Temperature reaches 109 degrees, making Tuesday the hottest day on record in Spokane
June 29, 2021 Updated Tue., June 29, 2021 at 10:15 p.m.
Beau Jurgens, 7, front, slides into the water while his neighbor Ellie Cordill, 8, and brother Owen Jurgens, 9, find a way to stay cool during 105-degree weather in Liberty Lake on Monday, June 28, 2021. (Kathy Plonka/The Spokesman-Review)
Tuesday became Spokane’s hottest day on record when the temperature reached 109 degrees at the Spokane International Airport just after 4 p.m., the National Weather Service reported.
The temperature hit 111 degrees downtown, forecasters said, but the official records are taken from the airport.
The reading beats the previous all-time mark of 108 degrees last reached on Aug. 4, 1961 and first recorded on July 26, 1928.
The record high follows another record reached overnight, when the low temperature was 77 degrees, tying Spokane’s highest low temperature.
The last overnight low of 77 degrees was recorded on July 27, 1928. Temperature records for the Spokane area have been collected since 1881.
It was the “warmest overnight temperature that we’ve had in Spokane for any date,” said Meteorologist Greg Koch from NWS Spokane.
The third-warmest night in Spokane history was Monday, with an overnight low of 76 degrees.
“If you look at it historically, over the last few days we’ve had two out of the three warmest nights in recorded history for Spokane,” Koch said.
Jasper Wilson, 34, turned his swimming and snorkeling hole into a fishing hole as he came out of the Spokane River with a crayfish, or often times called a crawdad, during hot hot afternoon, Thursday, July 1, 2021, on the Spokane River near Mirabeau Park in Spokane Valley, Wa. (Dan Pelle/THE SPOKESMAN-REVIEW)
Records likely will keep falling for the rest of the week, but the peak of the heat wave was forecast to be Tuesday and Wednesday.
“This is going to be a prolonged heat wave,” Koch said. “Today and tomorrow will be the peak of it, with 110 today and 109 tomorrow.”
For perspective, temperatures in Spokane peaked even above Phoenix, coming close to temperatures recorded in the Mojave Desert on Tuesday, where the high was 112 degrees.
A return to the average high temperatures for this time of the year in the upper 70s will be slow, Koch said.
“The breakdown of this heat wave is going to be very gradual.
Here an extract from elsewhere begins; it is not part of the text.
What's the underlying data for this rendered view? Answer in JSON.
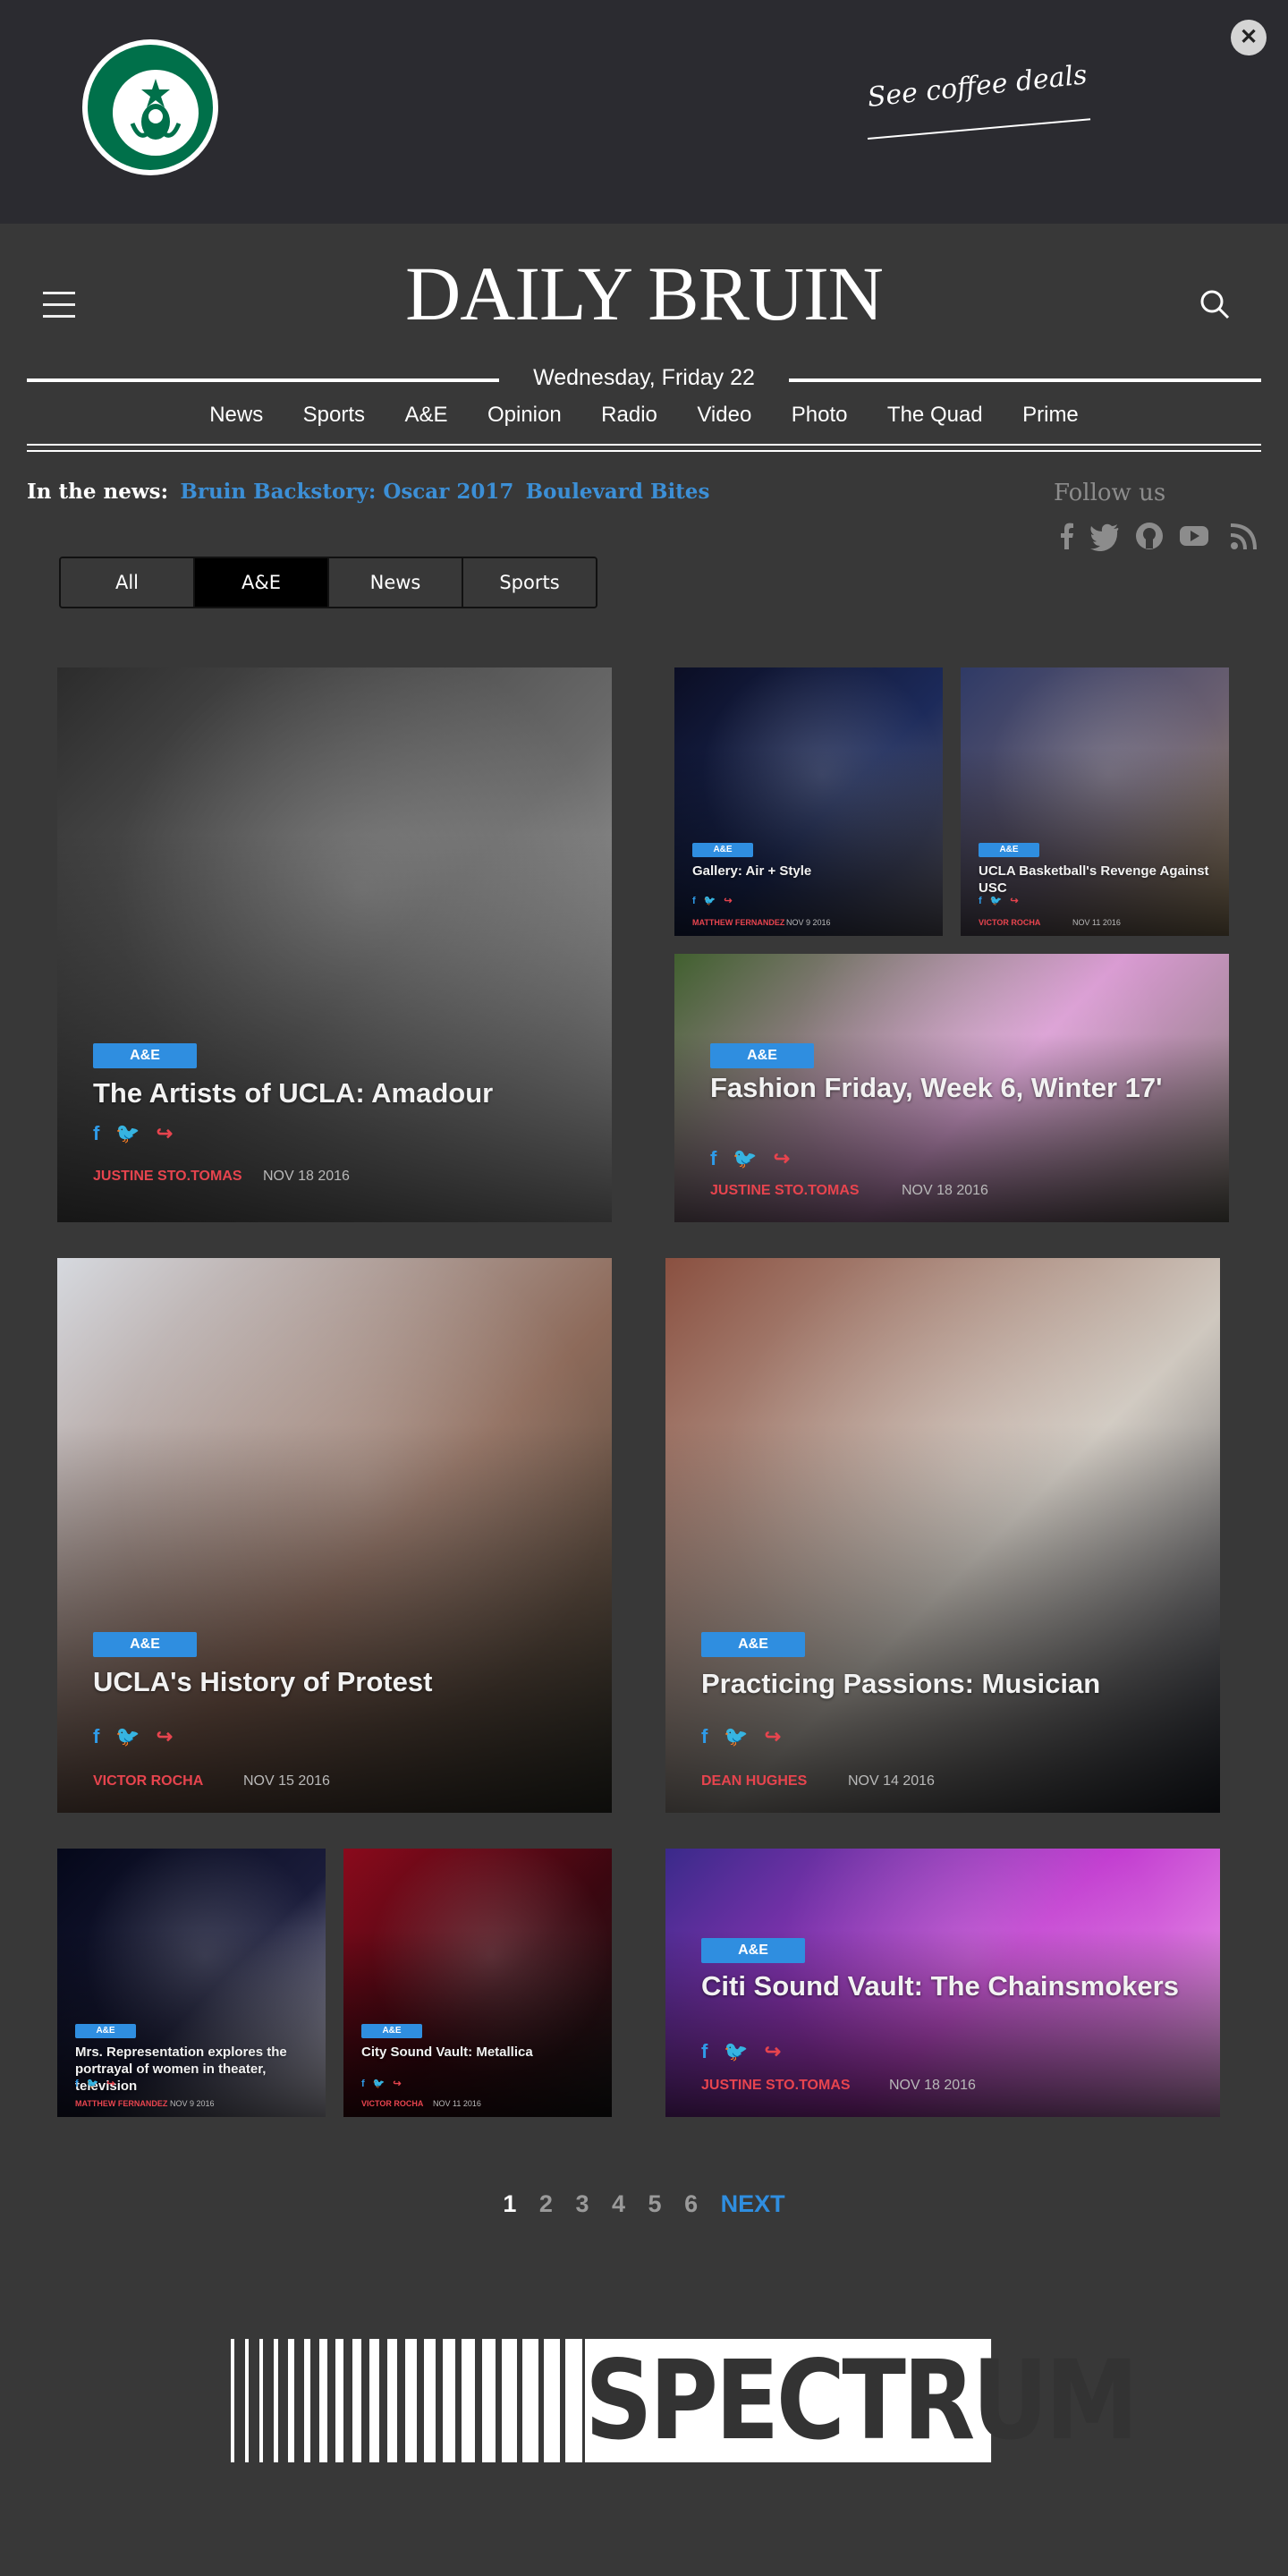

We are looking at temperatures at or above 100 through at least Saturday,” Koch said. “We have a shot at dipping into the mid-90s by Monday or Tuesday.”
Earlier this year, the Climate Prediction Center said with high confidence there would be above-average temperatures this summer, Koch said.
“I don’t think that translates into being 20 degrees above average every day like what we’ve experienced here recently,” Koch said.
Avista Utilities, which experienced unplanned temporary outages as a result of the high demand for electricity in the area, offered free rides from Tuesday to Friday for those who wanted to go to a cooling center but did not have transportation, according to a news release from Avista.
Anyone who needs transportation to a cooling center can call (509) 328-1552 with at least two hours of advance notice, according to the release.
And many may need it – people in the Pacific Northwest tend to have fewer air conditioning units compared with almost any other U.S. region, according to the 2019 American Housing Survey conducted by the U.S. Census Bureau.
This showed the need for more services for people who didn’t have AC, or were homeless, said Sarah Yerden, director of marketing and communications for Catholic Services of Spokane.
“I mean, this happened so quickly. We all of a sudden are having record-breaking heat,” Yerden said. “And Spokane, we really aren’t ready for this.”
Catholic Charities of Spokane opened five cooling centers Tuesday to address this need. Some centers were created for more vulnerable populations, such as a senior citizens only and a women’s-only center.
The city of Spokane provided nearly 1,000 spots among the open Spokane Public Libraries locations and at Riverfront Park in the Looff Carrousel multipurpose room.
The heat challenged even those who came from hot or desert climates, like visiting church youth leader Sammy Hansen.
Hansen, who spent Tuesday afternoon in a shady area at Riverfront Park, left her hometown of San Diego on a road trip with friends that took her through the Mojave Desert.
The area often reaches 100-plus temperatures, and Hansen went through it without air conditioning for much of the drive.
“But honestly, it isn’t that bad because you expect it,” she said. “You usually don’t think of Washington as this super hot area. I definitely wasn’t thinking it would be like this when we got [to Spokane].”
Anthony Quinoz, a junior at University of Montana, often visited family in Houston, Texas, though he was born and raised in Spokane.
He said Houston was by far the hottest place he had visited.
According to Houston’s NWS page, Houston’s all-time high is 109 degrees, which Spokane also reached on Tuesday.
“This is crazy,” he said. “The humidity sucks because it makes 110 feel like 125, but it’s so dry here that I don’t know which is worse.”
Spokesman-Review staffer Arielle Dreher contributed to this report.